The work suggests a panopticon of bureaucratic personalities supervising art production with an individual gaze. MacKay and Townsend-Gault look at the faces, the faces look at grant applications, the faces look at the pictures they produce, their neighbors, the absent others, the camera...

Townsend-Gault's 1988 Art History article "Symbolic Facades: Official Portraits In British Institutions Since 1920" prefigures issues of the MacKay/Townsend-Gault collaboration:

"The portraits are controlled, at all stages of their realization, by the institution..." (Art History, Dec. 1988, p.512)
"...within the specific institutional context for which they were intended and to which all contribute, they endorse it; without, they lose their power, their meaning." (p.514)
In order to justify the claim that these portraits should be seen as images of social control rather than of individuals, it is suggested that certain aspects of the history of portraiture, psychology, body language and reception have survived in an attenuated or re-contextualised form in the genre. They are the conventions, observed by the artists and expected by the endorsing institution to symbolize its explicit attributes and implicit ideology. (p.514)
The conventions of official portraiture discussed by Townsend-Gault in her essay on the British tradition suggests directions for assessment of the MacKay/Townsend-Gault project. The weight of history and tradition and authority have not had much of an opportunity to bear down too heavily on most of the faces portrayed here. Also, we are looking at a set of institutions in Canada - and a society - which has an ambivalence about figures of authority. Across MacKay's panorama, few figures demand unequivocal acknowledgement as embodiments of artistic authority - most would themselves straightaway deny many of the positions of authority we think they have. Do any of the people depicted in this work have more power over a 'community' than a successful car dealer has over his? I doubt it. But however small the authority, beware its object.

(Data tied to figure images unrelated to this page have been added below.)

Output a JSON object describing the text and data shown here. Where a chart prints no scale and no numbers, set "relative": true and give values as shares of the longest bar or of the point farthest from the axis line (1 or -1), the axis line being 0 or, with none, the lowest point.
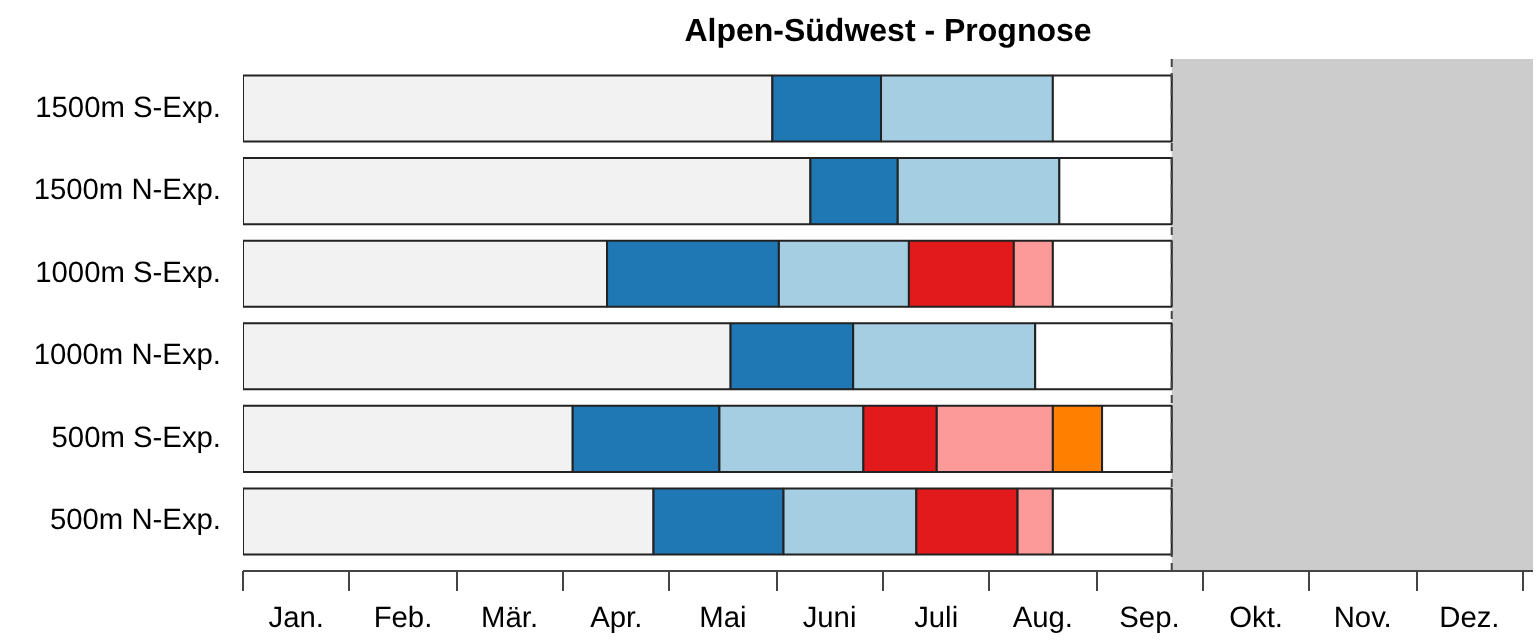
{
  "chart_data": {
    "type": "bar",
    "orientation": "horizontal",
    "stacked": true,
    "relative": true,
    "title": "Alpen-Südwest - Prognose",
    "categories": [
      "1500m S-Exp.",
      "1500m N-Exp.",
      "1000m S-Exp.",
      "1000m N-Exp.",
      "500m S-Exp.",
      "500m N-Exp."
    ],
    "series": [
      {
        "color": "#f2f2f2",
        "values": [
          0.57,
          0.611,
          0.392,
          0.525,
          0.355,
          0.442
        ]
      },
      {
        "color": "#1f78b4",
        "values": [
          0.117,
          0.094,
          0.185,
          0.132,
          0.158,
          0.14
        ]
      },
      {
        "color": "#a6cee3",
        "values": [
          0.185,
          0.174,
          0.14,
          0.196,
          0.155,
          0.143
        ]
      },
      {
        "color": "#e31a1c",
        "values": [
          null,
          null,
          0.113,
          null,
          0.079,
          0.109
        ]
      },
      {
        "color": "#fb9a99",
        "values": [
          null,
          null,
          0.042,
          null,
          0.125,
          0.038
        ]
      },
      {
        "color": "#ff7f00",
        "values": [
          null,
          null,
          null,
          null,
          0.053,
          null
        ]
      },
      {
        "color": "#ffffff",
        "values": [
          0.128,
          0.121,
          0.128,
          0.147,
          0.075,
          0.128
        ]
      }
    ],
    "annotations": [
      "Jan.",
      "Feb.",
      "Mär.",
      "Apr.",
      "Mai",
      "Juni",
      "Juli",
      "Aug.",
      "Sep.",
      "Okt.",
      "Nov.",
      "Dez."
    ],
    "bands": [
      {
        "axis": "x",
        "from": 1,
        "to": 1.389,
        "color": "#cccccc"
      }
    ],
    "ref_lines": [
      {
        "axis": "x",
        "value": 1,
        "line_style": "dashed"
      }
    ],
    "grid": false
  }
}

Again, the informality of these paintings as official portraits of movers and shakers in the Canadian art world tells us something about the general informality, or perhaps the ideology of informality, under which the Canadian art world operates. Every one of these people is a bureaucrat of some sort (I like to use this word in a very positive way: their power is quite limited.)

MacKay has supplied the face to the faceless bureaucrat in the form of the giant face of a mother hovering over her child, or the big spectacle face given the moviegoer in the darkened theater, or (more appropriately) the faces of negotiation at close quarters in which art world people schmooze:one can imagine these faces exchanging polities across a desk (at which artists can be on either side.) This knowledge - the knowledge of the face -is invaluable to the supplicant in a bureaucratic system: as you enter the lobby of the funding agency, or the gallery, or as you approach the loft of the artist , or the favourite bar of the gallery worker, you must have a clear idea about the authority of the signature of the person you are approaching, and a clear idea about what they look like, so as not to confuse them with a similarly-clad bicycle courier.

We know that the bicycle courier may be an artist, that the curator may also be a critic, that the curator/critic can be the artist, that the art-applicant may become the authority (we get this in remembrances of the past lives of some of the artists shown in the work: they too had to struggle through the system, several struggle still). Identities are slippery things in the art world.